Helvetica is rightly deemed the typeface that best typifies modernism: it is bland and functional. Of its aesthetic qualities, others say otherwise:
The Helvetica Medium lower-case ‘a’ . . . is the most beautiful two-dimensional form ever designed. Its luxurious sensual curves are balanced by points of crisp tension. Its lovely counter makes me think of Mozart. [1]
The pretension is by-the-by, but what gets my goat is that the name of Mozart is doomed to suffer from its invocation by blighters wishing to impart the aura of aesthetic genius to ugliness and insipidity.

Fewtril no.231

History is no keen judge: the silliest affairs can become the profoundest events, and the weakest ideas the strongest currents.

Fewtril no.228

I’ll never fit in; I have trouble faking outrage.

Fewtril no.226

Some might say we are blessed by political moralism, in that for every matter about which one might feel guilty, there are a thousand unconscionable ways in which one might feel absolved — so long as one remains an adherent.

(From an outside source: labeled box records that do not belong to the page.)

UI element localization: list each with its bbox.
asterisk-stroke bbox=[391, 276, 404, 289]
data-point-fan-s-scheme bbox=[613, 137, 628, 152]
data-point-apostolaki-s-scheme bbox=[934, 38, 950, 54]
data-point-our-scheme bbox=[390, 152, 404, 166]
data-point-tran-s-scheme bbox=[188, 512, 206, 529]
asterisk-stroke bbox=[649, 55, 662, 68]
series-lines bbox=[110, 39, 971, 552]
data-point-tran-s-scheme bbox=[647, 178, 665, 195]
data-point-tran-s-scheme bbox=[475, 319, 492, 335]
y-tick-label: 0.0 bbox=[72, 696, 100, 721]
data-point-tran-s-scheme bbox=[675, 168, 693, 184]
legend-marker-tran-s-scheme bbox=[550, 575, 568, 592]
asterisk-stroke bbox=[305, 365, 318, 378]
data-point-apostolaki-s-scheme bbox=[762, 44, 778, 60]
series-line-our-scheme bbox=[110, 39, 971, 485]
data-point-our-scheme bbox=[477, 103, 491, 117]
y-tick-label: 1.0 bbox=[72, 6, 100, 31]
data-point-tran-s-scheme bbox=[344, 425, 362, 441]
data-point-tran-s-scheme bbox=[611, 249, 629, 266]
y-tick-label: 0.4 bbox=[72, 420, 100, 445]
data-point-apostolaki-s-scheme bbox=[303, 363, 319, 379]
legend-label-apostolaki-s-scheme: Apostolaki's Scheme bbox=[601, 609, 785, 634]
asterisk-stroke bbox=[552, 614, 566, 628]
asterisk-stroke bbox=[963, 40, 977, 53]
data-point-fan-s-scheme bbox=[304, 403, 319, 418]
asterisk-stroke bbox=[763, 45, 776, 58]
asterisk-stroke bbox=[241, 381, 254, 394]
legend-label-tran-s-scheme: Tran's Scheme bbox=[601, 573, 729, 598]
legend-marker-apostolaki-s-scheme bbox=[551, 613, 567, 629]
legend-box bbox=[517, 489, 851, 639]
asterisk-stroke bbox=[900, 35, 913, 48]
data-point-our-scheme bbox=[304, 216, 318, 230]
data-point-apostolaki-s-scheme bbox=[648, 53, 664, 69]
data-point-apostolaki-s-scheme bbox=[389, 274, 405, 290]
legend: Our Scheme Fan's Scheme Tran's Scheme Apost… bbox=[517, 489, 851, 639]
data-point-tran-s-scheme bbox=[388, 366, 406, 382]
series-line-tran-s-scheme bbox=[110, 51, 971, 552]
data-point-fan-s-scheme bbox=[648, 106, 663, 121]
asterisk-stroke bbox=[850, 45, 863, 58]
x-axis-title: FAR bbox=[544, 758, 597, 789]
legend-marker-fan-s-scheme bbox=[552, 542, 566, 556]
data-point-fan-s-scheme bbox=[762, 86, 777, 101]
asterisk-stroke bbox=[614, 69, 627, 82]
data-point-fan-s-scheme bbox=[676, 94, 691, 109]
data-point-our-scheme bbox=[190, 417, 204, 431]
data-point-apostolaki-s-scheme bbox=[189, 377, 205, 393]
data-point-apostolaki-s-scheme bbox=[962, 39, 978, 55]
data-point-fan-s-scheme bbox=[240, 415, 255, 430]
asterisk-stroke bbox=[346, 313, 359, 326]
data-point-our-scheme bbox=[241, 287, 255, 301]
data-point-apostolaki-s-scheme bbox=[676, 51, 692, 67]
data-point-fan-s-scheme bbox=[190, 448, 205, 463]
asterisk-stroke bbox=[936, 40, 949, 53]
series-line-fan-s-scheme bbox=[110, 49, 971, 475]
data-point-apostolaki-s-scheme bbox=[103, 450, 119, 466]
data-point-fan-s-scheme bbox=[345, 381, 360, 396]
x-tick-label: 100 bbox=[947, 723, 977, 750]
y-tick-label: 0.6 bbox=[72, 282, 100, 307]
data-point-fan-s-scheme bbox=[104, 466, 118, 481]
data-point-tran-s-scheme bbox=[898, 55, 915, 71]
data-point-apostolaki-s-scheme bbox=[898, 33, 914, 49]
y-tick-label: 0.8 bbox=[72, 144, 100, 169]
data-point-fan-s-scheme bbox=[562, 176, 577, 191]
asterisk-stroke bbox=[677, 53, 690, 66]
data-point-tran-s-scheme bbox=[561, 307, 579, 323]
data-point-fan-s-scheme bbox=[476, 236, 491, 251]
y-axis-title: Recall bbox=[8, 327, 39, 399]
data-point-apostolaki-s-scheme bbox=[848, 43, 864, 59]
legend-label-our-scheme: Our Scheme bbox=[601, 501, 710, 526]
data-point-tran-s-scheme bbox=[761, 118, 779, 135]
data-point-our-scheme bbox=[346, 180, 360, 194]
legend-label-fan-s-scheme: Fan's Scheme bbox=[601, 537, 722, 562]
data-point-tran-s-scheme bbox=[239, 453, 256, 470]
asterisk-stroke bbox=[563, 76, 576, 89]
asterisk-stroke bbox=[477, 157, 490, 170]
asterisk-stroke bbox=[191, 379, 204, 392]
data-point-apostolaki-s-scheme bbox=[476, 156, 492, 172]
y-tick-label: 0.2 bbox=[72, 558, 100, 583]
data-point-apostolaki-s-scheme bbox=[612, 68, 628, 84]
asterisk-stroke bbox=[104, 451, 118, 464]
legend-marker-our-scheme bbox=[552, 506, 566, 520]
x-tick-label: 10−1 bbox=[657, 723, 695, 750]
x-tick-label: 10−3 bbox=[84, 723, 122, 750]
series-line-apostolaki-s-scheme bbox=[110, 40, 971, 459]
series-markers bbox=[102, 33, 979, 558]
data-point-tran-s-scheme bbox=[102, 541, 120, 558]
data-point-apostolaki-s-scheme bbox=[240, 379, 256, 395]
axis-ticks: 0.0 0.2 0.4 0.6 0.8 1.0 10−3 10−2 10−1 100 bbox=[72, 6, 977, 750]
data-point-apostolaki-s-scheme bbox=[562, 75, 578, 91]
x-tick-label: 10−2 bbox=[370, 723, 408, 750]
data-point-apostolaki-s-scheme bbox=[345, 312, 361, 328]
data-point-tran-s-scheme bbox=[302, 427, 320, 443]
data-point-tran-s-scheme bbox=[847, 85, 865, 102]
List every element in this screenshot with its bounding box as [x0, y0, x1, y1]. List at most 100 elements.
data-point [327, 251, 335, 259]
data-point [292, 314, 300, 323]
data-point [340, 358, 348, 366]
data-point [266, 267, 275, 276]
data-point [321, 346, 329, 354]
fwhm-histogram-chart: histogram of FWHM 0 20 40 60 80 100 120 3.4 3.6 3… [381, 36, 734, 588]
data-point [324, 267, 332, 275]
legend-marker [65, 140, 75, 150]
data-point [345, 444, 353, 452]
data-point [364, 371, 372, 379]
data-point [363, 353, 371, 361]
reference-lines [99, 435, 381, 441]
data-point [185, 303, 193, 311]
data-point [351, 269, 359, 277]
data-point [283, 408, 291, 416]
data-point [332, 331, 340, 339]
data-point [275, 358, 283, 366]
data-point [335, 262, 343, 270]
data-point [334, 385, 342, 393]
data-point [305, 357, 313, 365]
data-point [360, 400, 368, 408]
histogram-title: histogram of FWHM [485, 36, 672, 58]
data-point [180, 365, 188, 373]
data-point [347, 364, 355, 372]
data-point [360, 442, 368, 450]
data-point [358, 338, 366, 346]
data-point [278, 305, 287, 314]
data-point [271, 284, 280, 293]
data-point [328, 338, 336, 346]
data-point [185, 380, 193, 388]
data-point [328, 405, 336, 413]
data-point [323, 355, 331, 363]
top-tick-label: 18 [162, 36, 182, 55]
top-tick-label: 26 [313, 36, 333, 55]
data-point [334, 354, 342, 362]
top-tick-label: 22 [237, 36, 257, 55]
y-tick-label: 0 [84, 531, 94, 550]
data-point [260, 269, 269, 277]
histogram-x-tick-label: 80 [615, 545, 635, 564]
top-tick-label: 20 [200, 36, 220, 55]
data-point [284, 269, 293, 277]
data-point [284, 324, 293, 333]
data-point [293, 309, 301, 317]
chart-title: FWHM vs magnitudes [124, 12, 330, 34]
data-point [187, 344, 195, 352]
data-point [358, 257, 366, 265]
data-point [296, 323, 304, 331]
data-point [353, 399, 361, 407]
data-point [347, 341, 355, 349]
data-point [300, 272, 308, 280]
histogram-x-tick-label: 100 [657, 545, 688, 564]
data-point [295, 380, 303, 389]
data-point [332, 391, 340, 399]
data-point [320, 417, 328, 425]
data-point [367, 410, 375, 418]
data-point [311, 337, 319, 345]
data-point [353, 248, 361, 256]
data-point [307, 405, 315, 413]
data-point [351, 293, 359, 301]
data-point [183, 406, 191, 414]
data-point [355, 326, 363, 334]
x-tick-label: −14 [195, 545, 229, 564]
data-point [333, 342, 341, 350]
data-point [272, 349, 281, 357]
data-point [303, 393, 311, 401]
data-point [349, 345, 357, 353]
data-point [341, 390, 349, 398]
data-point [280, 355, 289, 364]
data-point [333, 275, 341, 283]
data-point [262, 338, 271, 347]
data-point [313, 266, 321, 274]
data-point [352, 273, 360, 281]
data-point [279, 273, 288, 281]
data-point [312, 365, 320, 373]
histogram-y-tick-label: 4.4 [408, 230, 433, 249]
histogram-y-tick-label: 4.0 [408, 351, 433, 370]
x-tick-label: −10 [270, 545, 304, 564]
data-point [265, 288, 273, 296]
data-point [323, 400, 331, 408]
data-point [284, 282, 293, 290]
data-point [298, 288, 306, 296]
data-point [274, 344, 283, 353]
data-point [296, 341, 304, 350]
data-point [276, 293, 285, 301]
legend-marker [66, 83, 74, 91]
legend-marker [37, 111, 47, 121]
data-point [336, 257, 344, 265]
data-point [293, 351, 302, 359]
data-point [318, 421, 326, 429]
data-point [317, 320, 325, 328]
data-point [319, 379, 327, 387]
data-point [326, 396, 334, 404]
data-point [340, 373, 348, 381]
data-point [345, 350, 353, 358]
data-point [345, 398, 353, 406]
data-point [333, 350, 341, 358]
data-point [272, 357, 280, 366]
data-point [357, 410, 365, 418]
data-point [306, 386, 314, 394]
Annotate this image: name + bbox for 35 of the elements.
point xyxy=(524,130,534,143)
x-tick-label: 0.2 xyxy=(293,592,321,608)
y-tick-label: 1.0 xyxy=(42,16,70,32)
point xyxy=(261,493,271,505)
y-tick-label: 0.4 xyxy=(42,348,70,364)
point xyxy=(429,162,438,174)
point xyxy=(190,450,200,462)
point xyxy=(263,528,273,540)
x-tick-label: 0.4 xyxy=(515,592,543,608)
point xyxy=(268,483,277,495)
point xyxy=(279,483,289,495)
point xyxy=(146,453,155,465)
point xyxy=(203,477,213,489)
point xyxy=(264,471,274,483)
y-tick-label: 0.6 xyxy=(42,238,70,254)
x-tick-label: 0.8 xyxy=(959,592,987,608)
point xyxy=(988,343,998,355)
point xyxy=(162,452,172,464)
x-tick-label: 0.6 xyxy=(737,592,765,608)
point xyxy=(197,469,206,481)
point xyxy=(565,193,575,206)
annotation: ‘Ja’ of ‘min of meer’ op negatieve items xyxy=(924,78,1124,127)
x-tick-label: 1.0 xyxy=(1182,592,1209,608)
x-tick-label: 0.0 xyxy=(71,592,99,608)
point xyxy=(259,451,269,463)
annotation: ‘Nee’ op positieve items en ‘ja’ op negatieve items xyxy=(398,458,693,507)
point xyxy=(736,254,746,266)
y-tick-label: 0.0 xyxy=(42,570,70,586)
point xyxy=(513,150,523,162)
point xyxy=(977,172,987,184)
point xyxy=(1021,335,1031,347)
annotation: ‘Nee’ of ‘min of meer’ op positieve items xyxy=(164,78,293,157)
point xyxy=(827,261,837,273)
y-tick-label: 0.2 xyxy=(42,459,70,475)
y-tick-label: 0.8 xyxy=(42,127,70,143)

Yet even if one were to succumb to this graceless convenience, guilt would find its own way, attaching itself at last to one’s own existence and advantages.

and a little contribution to the PC [ugggh!] debate:

Rudolph the Valued Member of the Reindeer Community

“[I]nclusive school programming may allow children to perceive . . . reindeer such as Rudolph as a reindeer, not as a ‘red-nosed reindeer’.”

Susan Gately, “A Textual Deconstruction of Rudolph the Red-Nosed Reindeer: Utilitarian, Mechanistic, and Static Constructions of Disability in Society and in SchoolsEssays in Philosophy, Vol. 9:1, January 2008, wherein we happily learn that “Rudolph eventually rejects the institutionalized notion that one with a red nose has no worth.”

Lord preserve us from people who use titles like Destiny's Child.